The old law: loving your neighbor

James is writing to a church in crisis. And we know what that crisis was: the bigotry of class. Rich members of the church were treating poorer brothers and sisters in Christ badly. Rich Christians were shown preference in the assembly over those without high means. Poor Christians were without food and clothing, and their needs weren’t met by those in the church with them.

James quotes an interesting part of scripture: “Love your neighbor as yourself.”

Christians will instantly recognize these words as words from Jesus’ mouth. But, they were not first uttered in Jesus’ ministry. They are found first in the Bible in Leviticus chapter 19. Jesus was quoting Leviticus. James is quoting Jesus quoting Leviticus.

This little commandment then isn’t just the foundation of 2,000 years of Christianity, but its foundation stretches back far longer than that.

But, the importance here isn’t in its provenance, but rather its grounding in our lives, our communities. Loving our neighbor as ourself is so basic, but it’s also incredibly hard. Maybe not intrinsically hard, but “apparently hard.”

And so, so necessary.

Five Sundays in James: What you need to know

This Sunday, September 2nd, isn’t just Labor Day weekend, it’s also the first of five Sundays of reading the Epistle of James. Here’s what you need to know:

Who was James?

So, James was a pretty common name—in Hebrew it’s the same name as “Jacob.” Yes, like the great patriarch of Israel.
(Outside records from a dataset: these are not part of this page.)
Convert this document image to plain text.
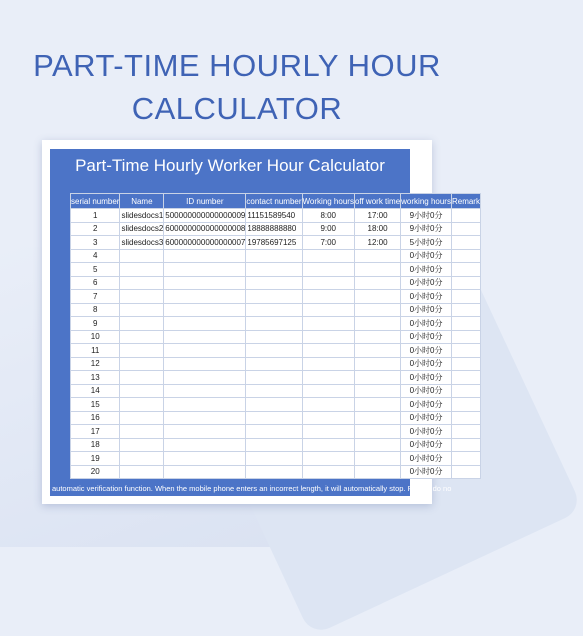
PART-TIME HOURLY HOUR
CALCULATOR
Part-Time Hourly Worker Hour Calculator
serial number	Name	ID number	contact number	Working hours	off work time	working hours	Remark
1	slidesdocs1	500000000000000009	11151589540	8:00	17:00	9小时0分	
2	slidesdocs2	600000000000000008	18888888880	9:00	18:00	9小时0分	
3	slidesdocs3	600000000000000007	19785697125	7:00	12:00	5小时0分	
4						0小时0分	
5						0小时0分	
6						0小时0分	
7						0小时0分	
8						0小时0分	
9						0小时0分	
10						0小时0分	
11						0小时0分	
12						0小时0分	
13						0小时0分	
14						0小时0分	
15						0小时0分	
16						0小时0分	
17						0小时0分	
18						0小时0分	
19						0小时0分	
20						0小时0分	
automatic verification function. When the mobile phone enters an incorrect length, it will automatically stop. Please do no
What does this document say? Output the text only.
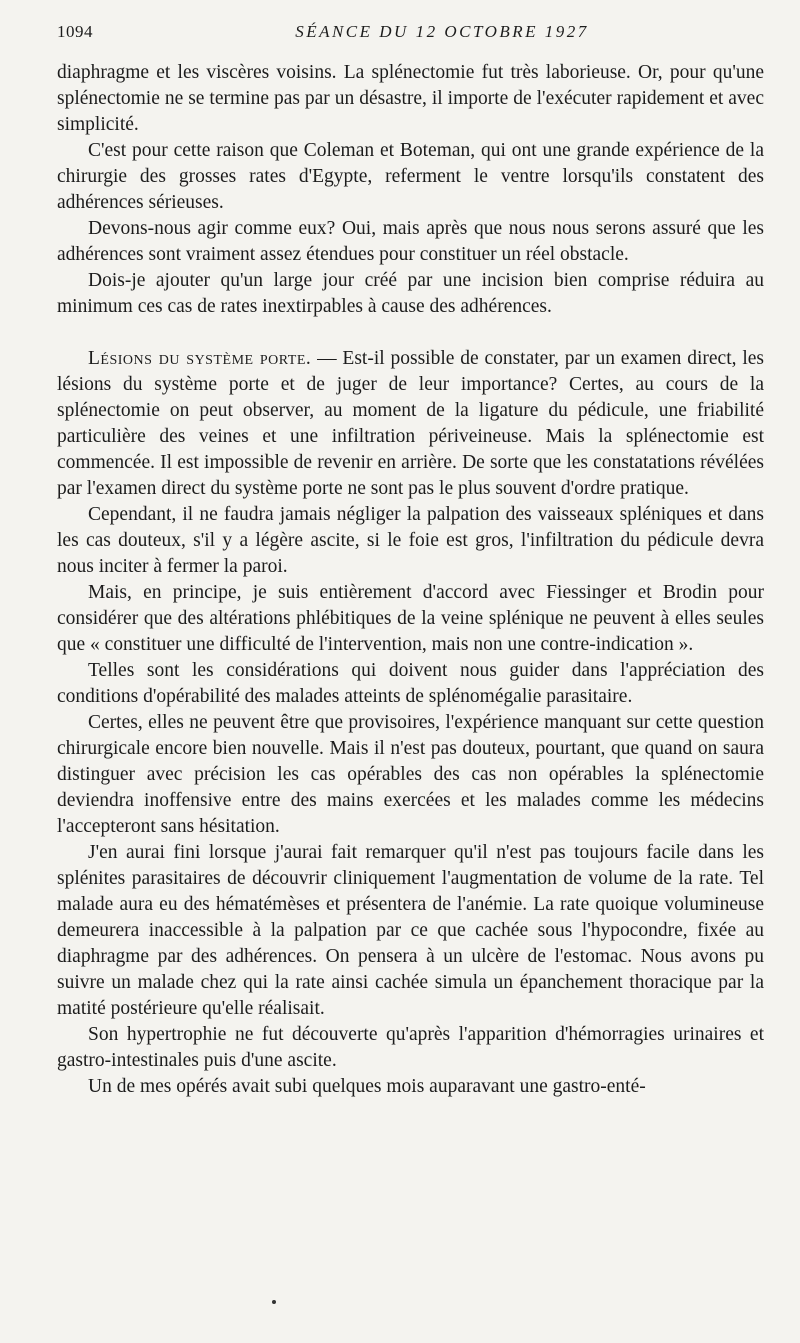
1094	SÉANCE DU 12 OCTOBRE 1927

diaphragme et les viscères voisins. La splénectomie fut très laborieuse. Or, pour qu'une splénectomie ne se termine pas par un désastre, il importe de l'exécuter rapidement et avec simplicité.

C'est pour cette raison que Coleman et Boteman, qui ont une grande expérience de la chirurgie des grosses rates d'Egypte, referment le ventre lorsqu'ils constatent des adhérences sérieuses.

Devons-nous agir comme eux? Oui, mais après que nous nous serons assuré que les adhérences sont vraiment assez étendues pour constituer un réel obstacle.

Dois-je ajouter qu'un large jour créé par une incision bien comprise réduira au minimum ces cas de rates inextirpables à cause des adhérences.

Lésions du système porte. — Est-il possible de constater, par un examen direct, les lésions du système porte et de juger de leur importance? Certes, au cours de la splénectomie on peut observer, au moment de la ligature du pédicule, une friabilité particulière des veines et une infiltration périveineuse. Mais la splénectomie est commencée. Il est impossible de revenir en arrière. De sorte que les constatations révélées par l'examen direct du système porte ne sont pas le plus souvent d'ordre pratique.

Cependant, il ne faudra jamais négliger la palpation des vaisseaux spléniques et dans les cas douteux, s'il y a légère ascite, si le foie est gros, l'infiltration du pédicule devra nous inciter à fermer la paroi.

Mais, en principe, je suis entièrement d'accord avec Fiessinger et Brodin pour considérer que des altérations phlébitiques de la veine splénique ne peuvent à elles seules que « constituer une difficulté de l'intervention, mais non une contre-indication ».

Telles sont les considérations qui doivent nous guider dans l'appréciation des conditions d'opérabilité des malades atteints de splénomégalie parasitaire.

Certes, elles ne peuvent être que provisoires, l'expérience manquant sur cette question chirurgicale encore bien nouvelle. Mais il n'est pas douteux, pourtant, que quand on saura distinguer avec précision les cas opérables des cas non opérables la splénectomie deviendra inoffensive entre des mains exercées et les malades comme les médecins l'accepteront sans hésitation.

J'en aurai fini lorsque j'aurai fait remarquer qu'il n'est pas toujours facile dans les splénites parasitaires de découvrir cliniquement l'augmentation de volume de la rate. Tel malade aura eu des hématémèses et présentera de l'anémie. La rate quoique volumineuse demeurera inaccessible à la palpation par ce que cachée sous l'hypocondre, fixée au diaphragme par des adhérences. On pensera à un ulcère de l'estomac. Nous avons pu suivre un malade chez qui la rate ainsi cachée simula un épanchement thoracique par la matité postérieure qu'elle réalisait.

Son hypertrophie ne fut découverte qu'après l'apparition d'hémorragies urinaires et gastro-intestinales puis d'une ascite.

Un de mes opérés avait subi quelques mois auparavant une gastro-enté-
With such an important name, people loved naming their children after this important figure. In the New Testament there are a bunch of James’. But, THIS James appears to be the one who’s frequently identified as “James, the brother of the Lord.” This may mean that he was so close to Jesus that he was like a brother to him, or, more probably, was Jesus’ blood brother. One thing we know for certain, this James was not one of the twelve disciples—so, for him to be so close to Jesus, he had to be pretty important.

James the Brother of the Lord was also the leader of the first Christian Community in Jerusalem after Jesus’ death and resurrection. Oftentimes we think of Peter being this leader, but no, there are several places in the New Testament where James overrules Peter.

Who was James writing to?

Unlike most of Paul’s letters, where he’s writing to a specific and identified community somewhere in the ancient world, we have absolutely no idea who James is writing to. Though, if he is the leader of the Church in Jerusalem, then it figures that he might be writing to that community.

Why was James writing this letter?

Whatever community James is writing to, the community is in turmoil. There are major disputes and arguments going on, and the thrust of his letter is about finding a way through the nastiness.

What does it have to do with 2018?

Huh, can you even imagine people today being divided on issues that cause great consternation and anger?